The onslaught of stupidity will be too much for some, and it weirds itself into love-it-or-hate-it territory, but it's different enough that if it clicks for you, Jubei-chan is pure, mad genius.

US DVD Review

The DVDs are simple but very nice productions. Each includes a Bandai-trademark extremely crisp video transfer, full opening and end credits on every episode (complete with alternating bilingual subtitles), a good subtitle track, and crisp, two-channel Japanese and four-channel English soundtracks. The silly-looking animated menus provide a few minor goodies--recipes and fashion advice from Jubei, Bantaro's dating tips, an art gallery, textless ending (there is no opening), and some TV commercials.

Content Guide

A few bits of mature humor and surprising flashes of violence account for Bandai's 13-up rating, which if anything is too strict.
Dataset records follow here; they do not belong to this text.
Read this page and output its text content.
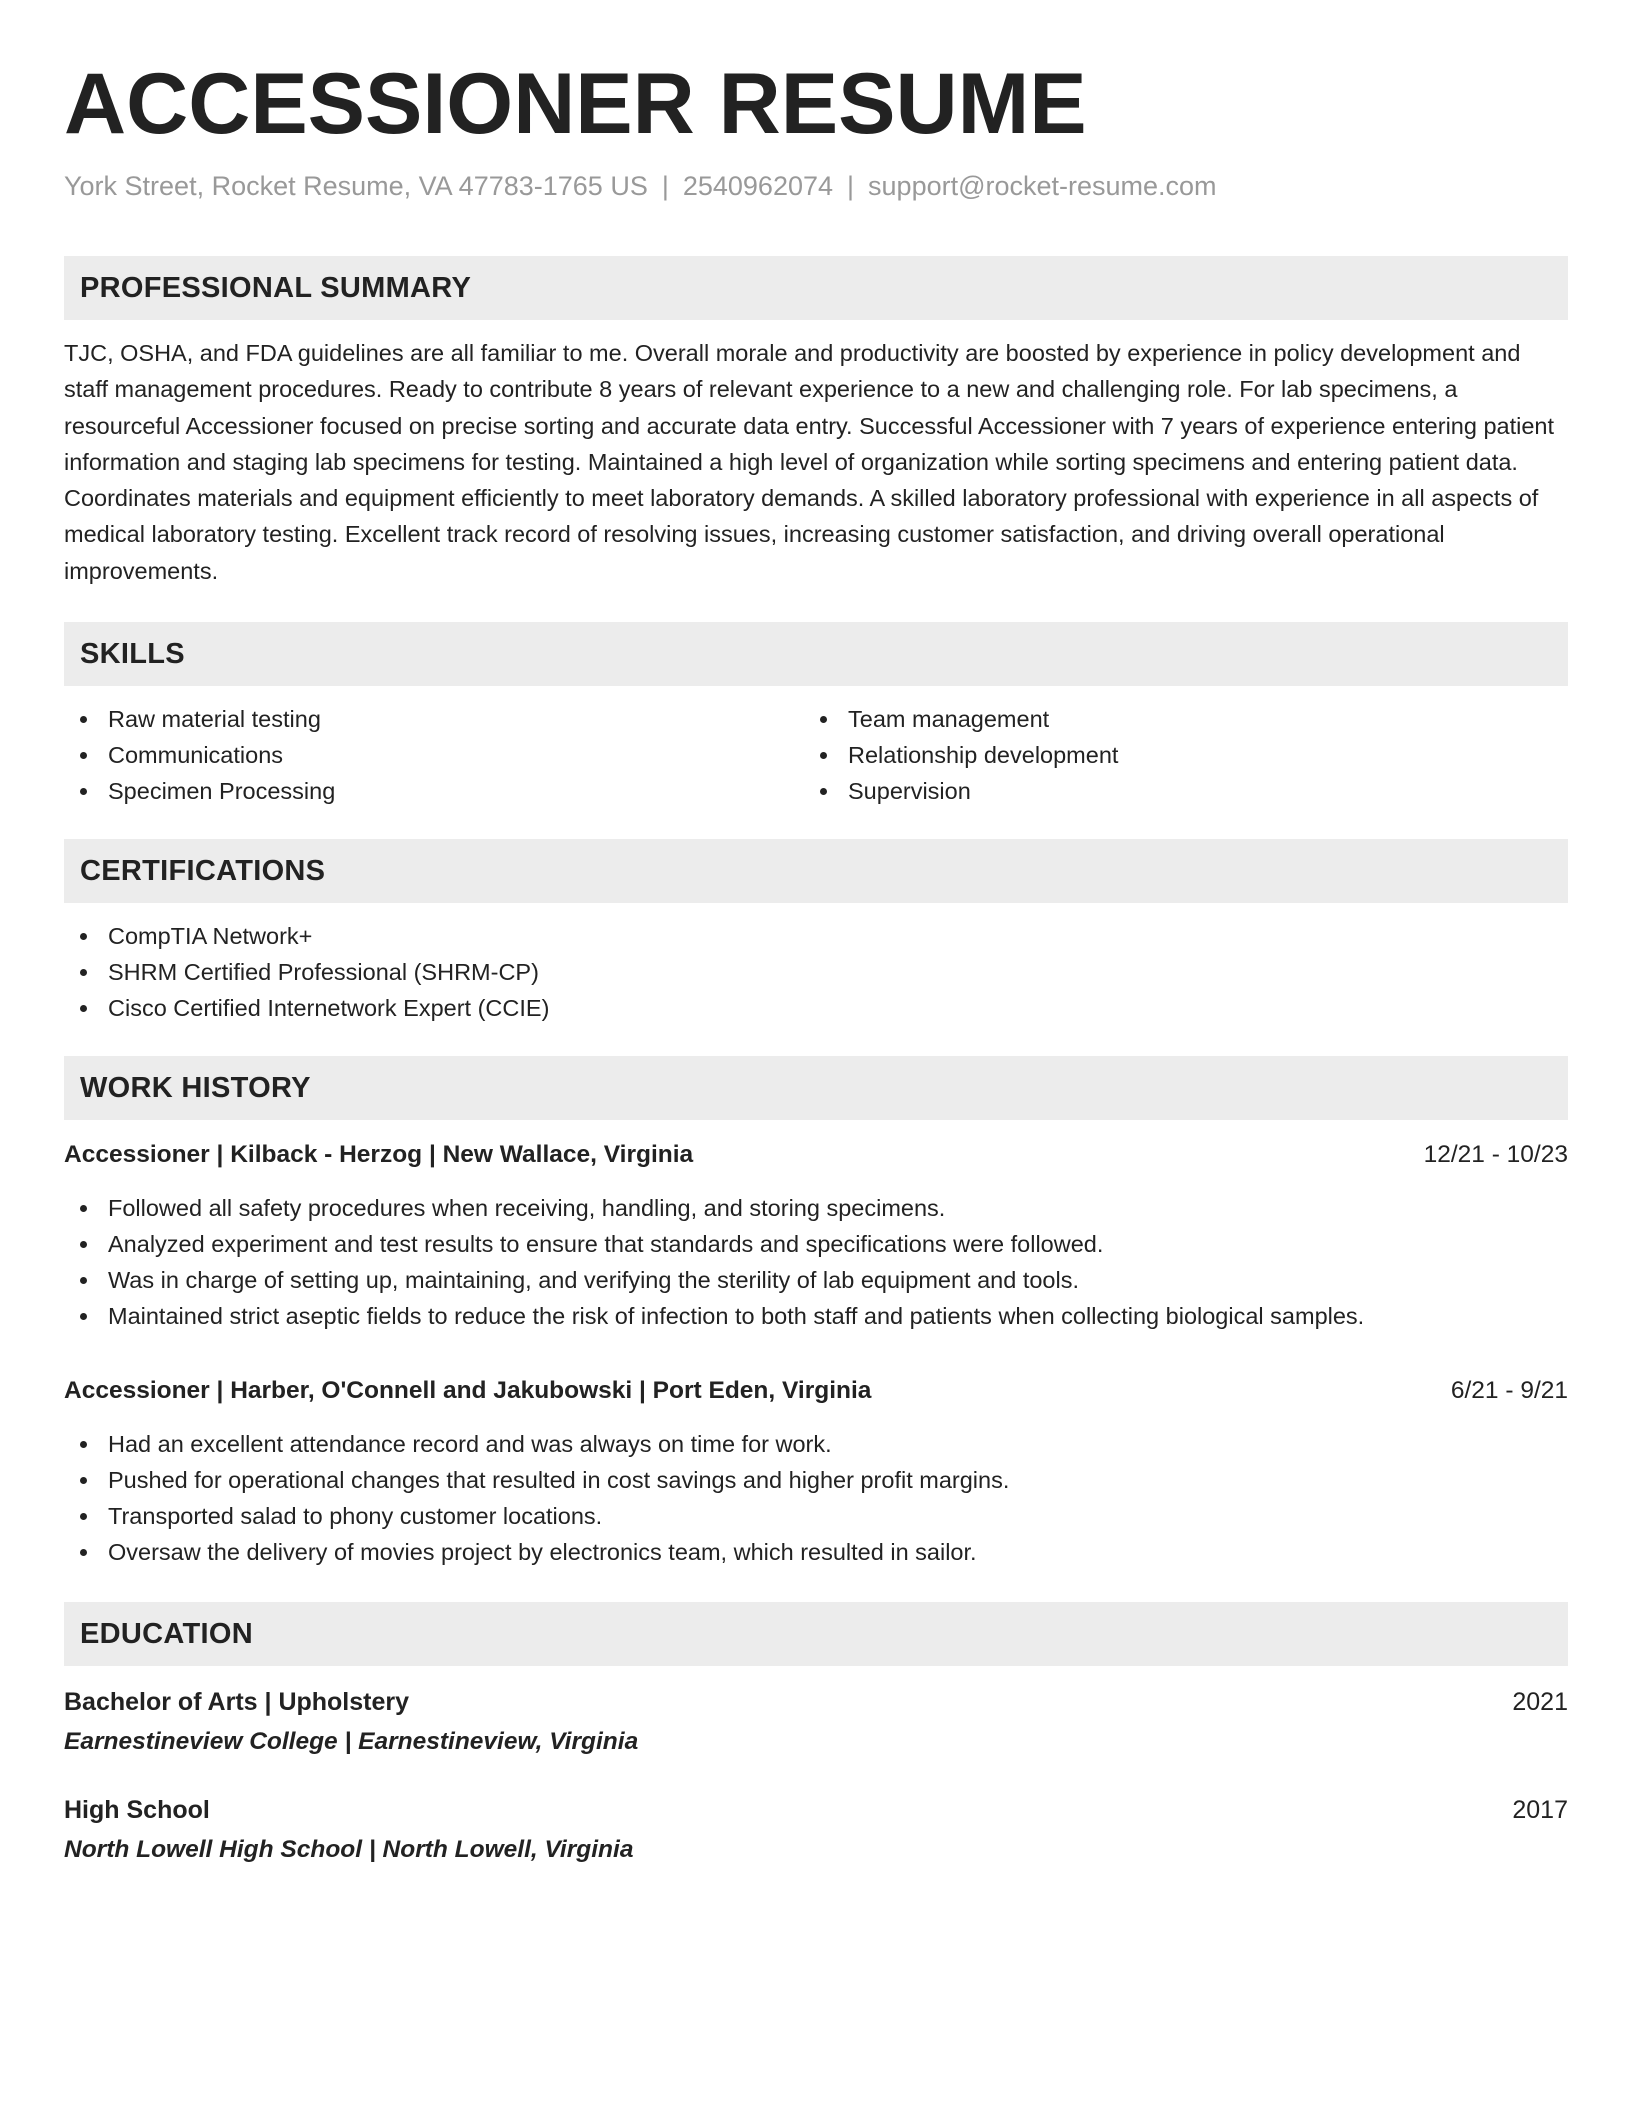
ACCESSIONER RESUME
York Street, Rocket Resume, VA 47783-1765 US | 2540962074 | support@rocket-resume.com
PROFESSIONAL SUMMARY
TJC, OSHA, and FDA guidelines are all familiar to me. Overall morale and productivity are boosted by experience in policy development and staff management procedures. Ready to contribute 8 years of relevant experience to a new and challenging role. For lab specimens, a resourceful Accessioner focused on precise sorting and accurate data entry. Successful Accessioner with 7 years of experience entering patient information and staging lab specimens for testing. Maintained a high level of organization while sorting specimens and entering patient data. Coordinates materials and equipment efficiently to meet laboratory demands. A skilled laboratory professional with experience in all aspects of medical laboratory testing. Excellent track record of resolving issues, increasing customer satisfaction, and driving overall operational improvements.
SKILLS
Raw material testing
Communications
Specimen Processing
Team management
Relationship development
Supervision
CERTIFICATIONS
CompTIA Network+
SHRM Certified Professional (SHRM-CP)
Cisco Certified Internetwork Expert (CCIE)
WORK HISTORY
Accessioner | Kilback - Herzog | New Wallace, Virginia	12/21 - 10/23
Followed all safety procedures when receiving, handling, and storing specimens.
Analyzed experiment and test results to ensure that standards and specifications were followed.
Was in charge of setting up, maintaining, and verifying the sterility of lab equipment and tools.
Maintained strict aseptic fields to reduce the risk of infection to both staff and patients when collecting biological samples.
Accessioner | Harber, O'Connell and Jakubowski | Port Eden, Virginia	6/21 - 9/21
Had an excellent attendance record and was always on time for work.
Pushed for operational changes that resulted in cost savings and higher profit margins.
Transported salad to phony customer locations.
Oversaw the delivery of movies project by electronics team, which resulted in sailor.
EDUCATION
Bachelor of Arts | Upholstery	2021
Earnestineview College | Earnestineview, Virginia
High School	2017
North Lowell High School | North Lowell, Virginia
Violence: 2 - A lot of semi-serious fighting, but almost nobody dies.

Nudity: 1 - Essentially nothing, but a lot of chest staring.

Sex/Mature Themes: 1 - Nothing past schoolyard romance, but a few mildly mature comments.

Language: 1 - The Ruffians are, well, a bit ruff...

Notes and Trivia

Yagyuu Jubei was a real character from Japanese history. He was rumored to be a sort of Samurai-Ninja in the service of the Emperor. Although there is no historical evidence of his having an eyepatch, it is part of his lore (the one he wears in popular art and stories is usually made from a sword guard). The legend of how he lost the eye is similar to the one given in this series, but Jubei passing his skills on through an eyepatch is unique to this anime. If you're interested, this page has some information on the historical figure (Wikipedia also has a brief biography).

Availability

Available in the US from Bandai on four individual hybrid DVDs or a box set combining them. Was originally available on four subtitled or dubbed VHS volumes.